Cuatro criados presentaron dos toneles rodeados de plantas ma­rinas, en los cuales coleaban dos pescados parecidos a los que se habían servido en la mesa.

‑¿Y por qué habéis traído dos de cada especie...? ‑preguntó Danglars.

‑Porque uno podía morirse ‑respondió sencillamente Montecristo .

‑Sois un hombre maravilloso ‑dijo Danglars‑. Bien dicen los filósofos, no hay nada como tener una buena fortuna.

‑Y sobre todo tener ideas ‑dijo la señora Danglars.

‑¡Oh!, no me hagáis ese honor, señora; los romanos hacían esto con mucha frecuencia, y Plinio cuenta que enviaban de Ostia a Roma, con esclavos que los llevaban sobre sus cabezas, pescados de la especie que ellos llaman mulas, y que según la pintura que hacen de él es probablemente la dorada.
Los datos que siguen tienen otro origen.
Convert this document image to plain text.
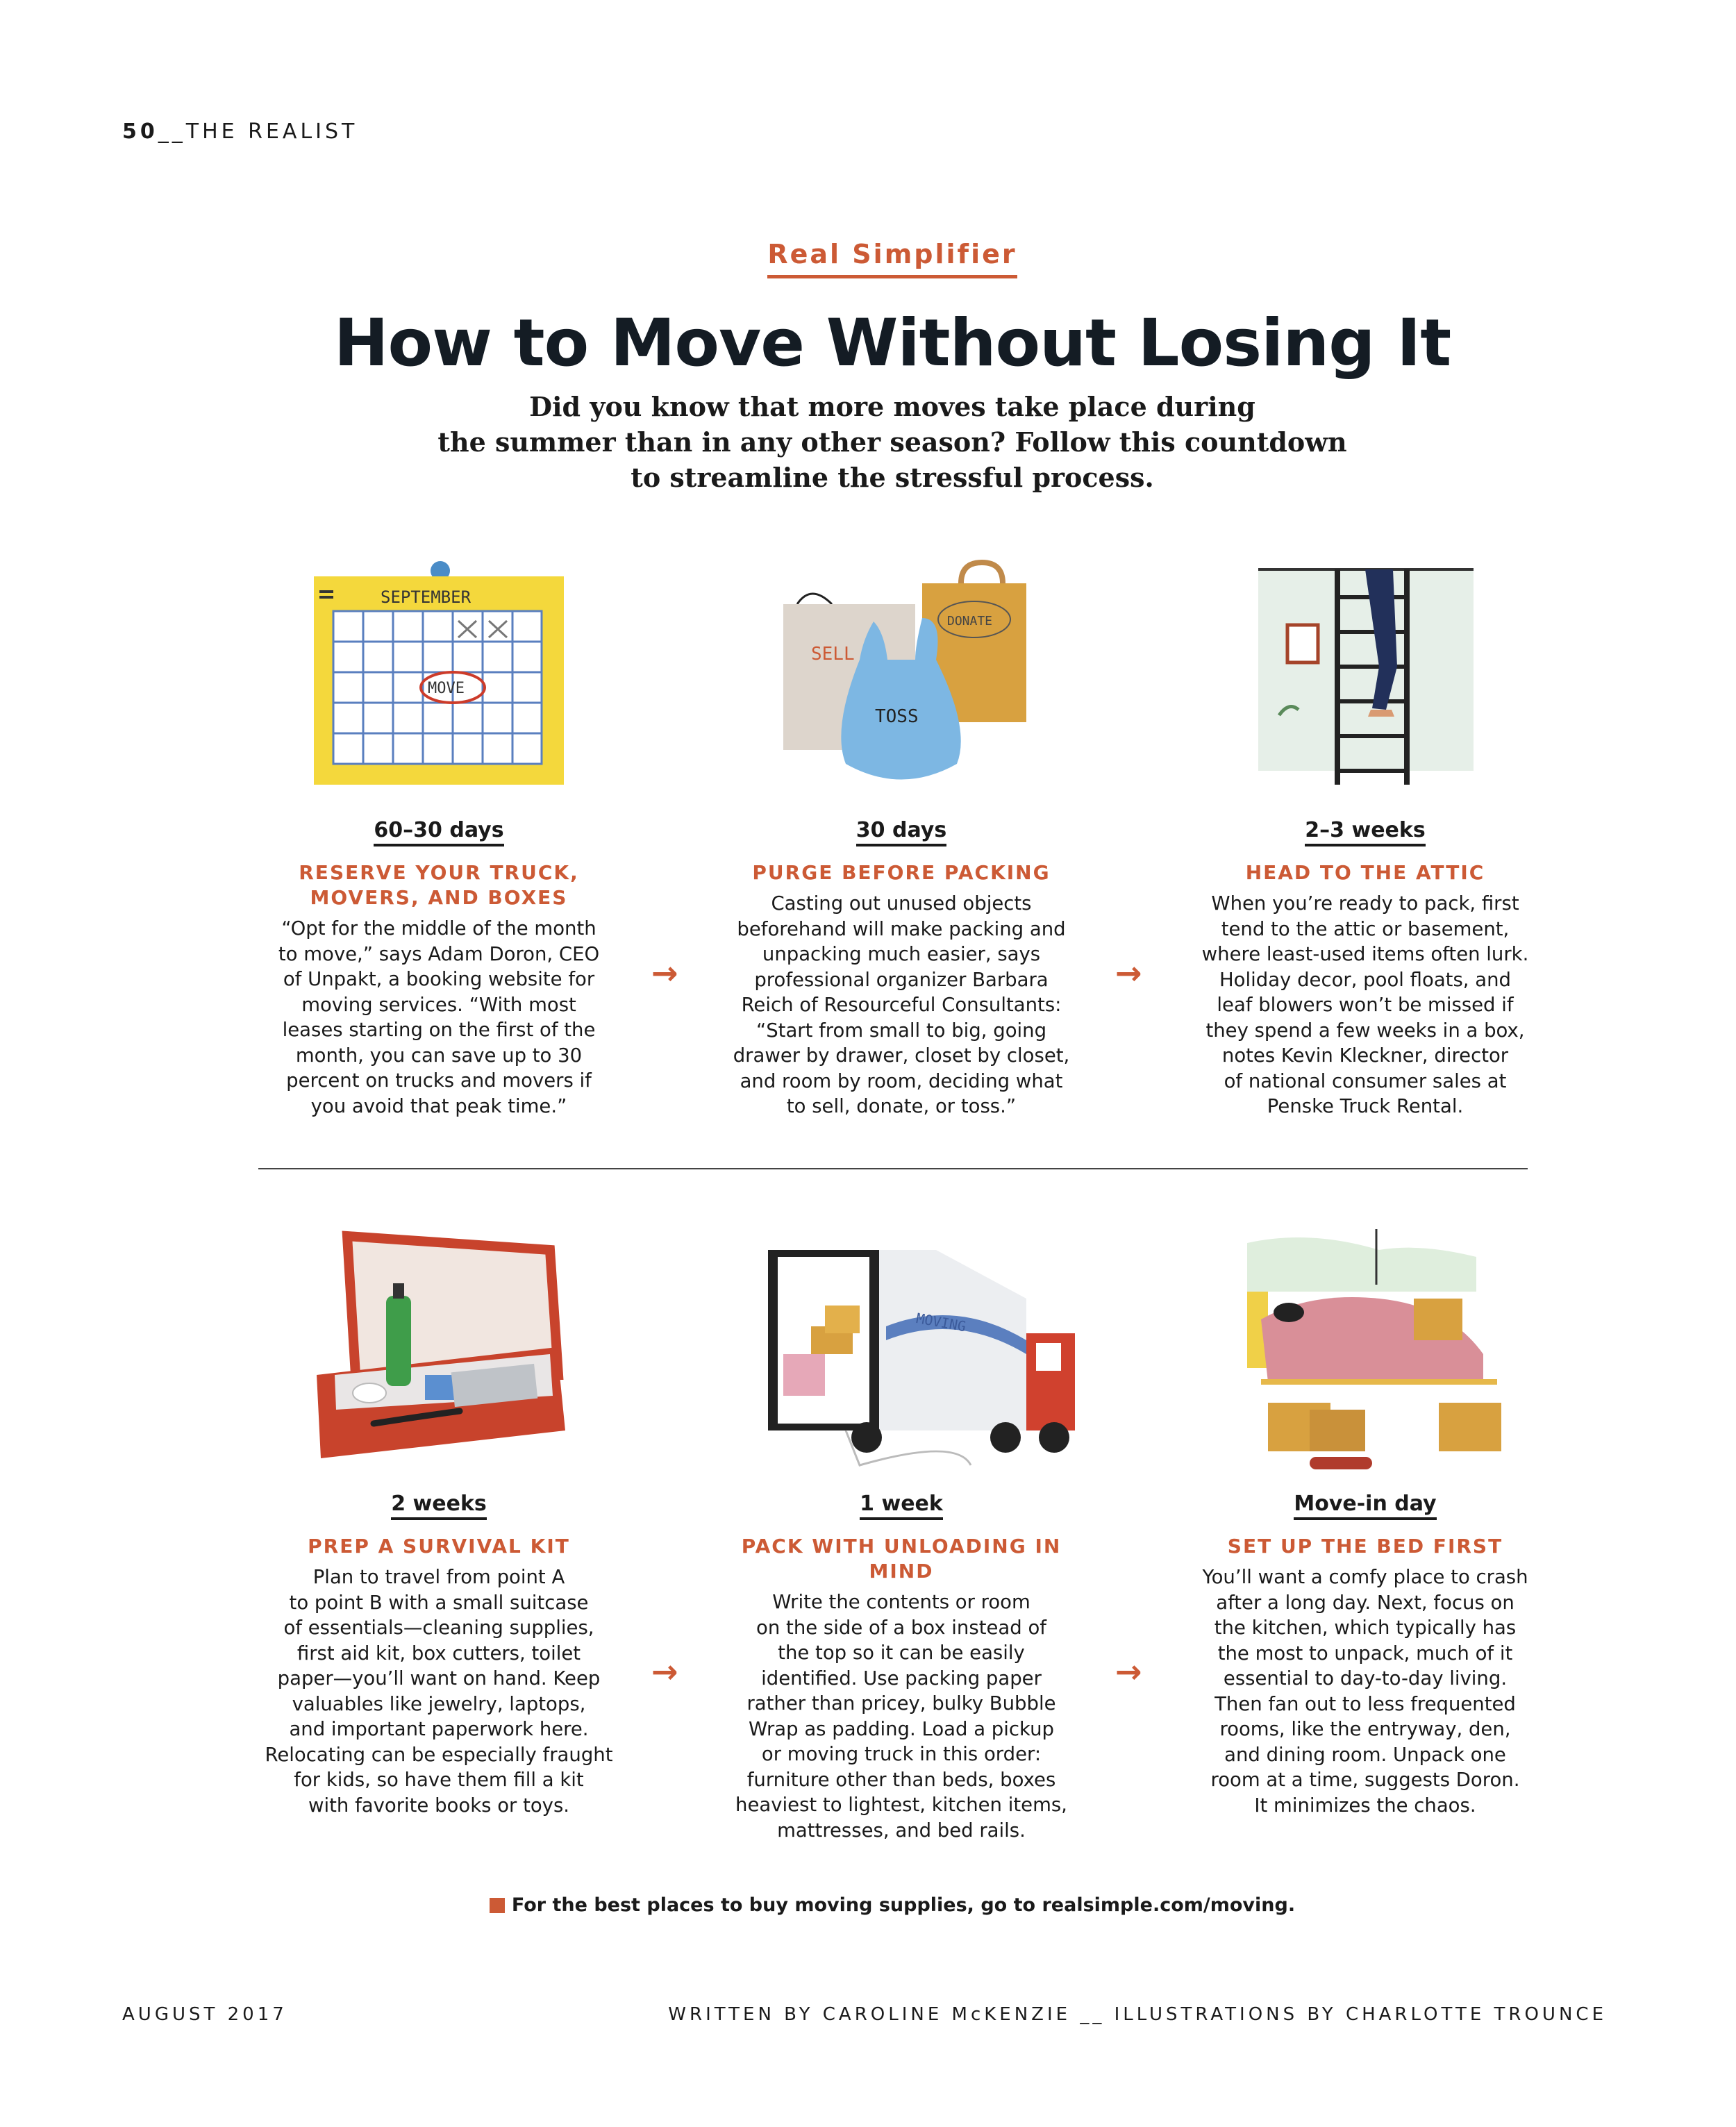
50__THE REALIST
Real Simplifier
How to Move Without Losing It
Did you know that more moves take place during
the summer than in any other season? Follow this countdown
to streamline the stressful process.
SEPTEMBER
MOVE
60–30 days
RESERVE YOUR TRUCK,
MOVERS, AND BOXES
“Opt for the middle of the month
to move,” says Adam Doron, CEO
of Unpakt, a booking website for
moving services. “With most
leases starting on the first of the
month, you can save up to 30
percent on trucks and movers if
you avoid that peak time.”
DONATE
SELL
TOSS
30 days
PURGE BEFORE PACKING
Casting out unused objects
beforehand will make packing and
unpacking much easier, says
professional organizer Barbara
Reich of Resourceful Consultants:
“Start from small to big, going
drawer by drawer, closet by closet,
and room by room, deciding what
to sell, donate, or toss.”
2–3 weeks
HEAD TO THE ATTIC
When you’re ready to pack, first
tend to the attic or basement,
where least-used items often lurk.
Holiday decor, pool floats, and
leaf blowers won’t be missed if
they spend a few weeks in a box,
notes Kevin Kleckner, director
of national consumer sales at
Penske Truck Rental.
→	→
2 weeks
PREP A SURVIVAL KIT
Plan to travel from point A
to point B with a small suitcase
of essentials—cleaning supplies,
first aid kit, box cutters, toilet
paper—you’ll want on hand. Keep
valuables like jewelry, laptops,
and important paperwork here.
Relocating can be especially fraught
for kids, so have them fill a kit
with favorite books or toys.
MOVING
1 week
PACK WITH UNLOADING IN MIND
Write the contents or room
on the side of a box instead of
the top so it can be easily
identified. Use packing paper
rather than pricey, bulky Bubble
Wrap as padding. Load a pickup
or moving truck in this order:
furniture other than beds, boxes
heaviest to lightest, kitchen items,
mattresses, and bed rails.
Move-in day
SET UP THE BED FIRST
You’ll want a comfy place to crash
after a long day. Next, focus on
the kitchen, which typically has
the most to unpack, much of it
essential to day-to-day living.
Then fan out to less frequented
rooms, like the entryway, den,
and dining room. Unpack one
room at a time, suggests Doron.
It minimizes the chaos.
→	→
For the best places to buy moving supplies, go to realsimple.com/moving.
AUGUST 2017	WRITTEN BY CAROLINE McKENZIE __ ILLUSTRATIONS BY CHARLOTTE TROUNCE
También constituía un lujo tenerlos vivos, y un espectáculo muy divertido el verlos morir, porque en la agonía cambiaban tres o cuatro veces de color, y como un arco iris que se evapora, pasaban por todos los colores del prisma, después de lo cual los enviaban a las cocinas. Su agonía tenía también su mérito. Si no los veían vivos, les despreciaban muertos.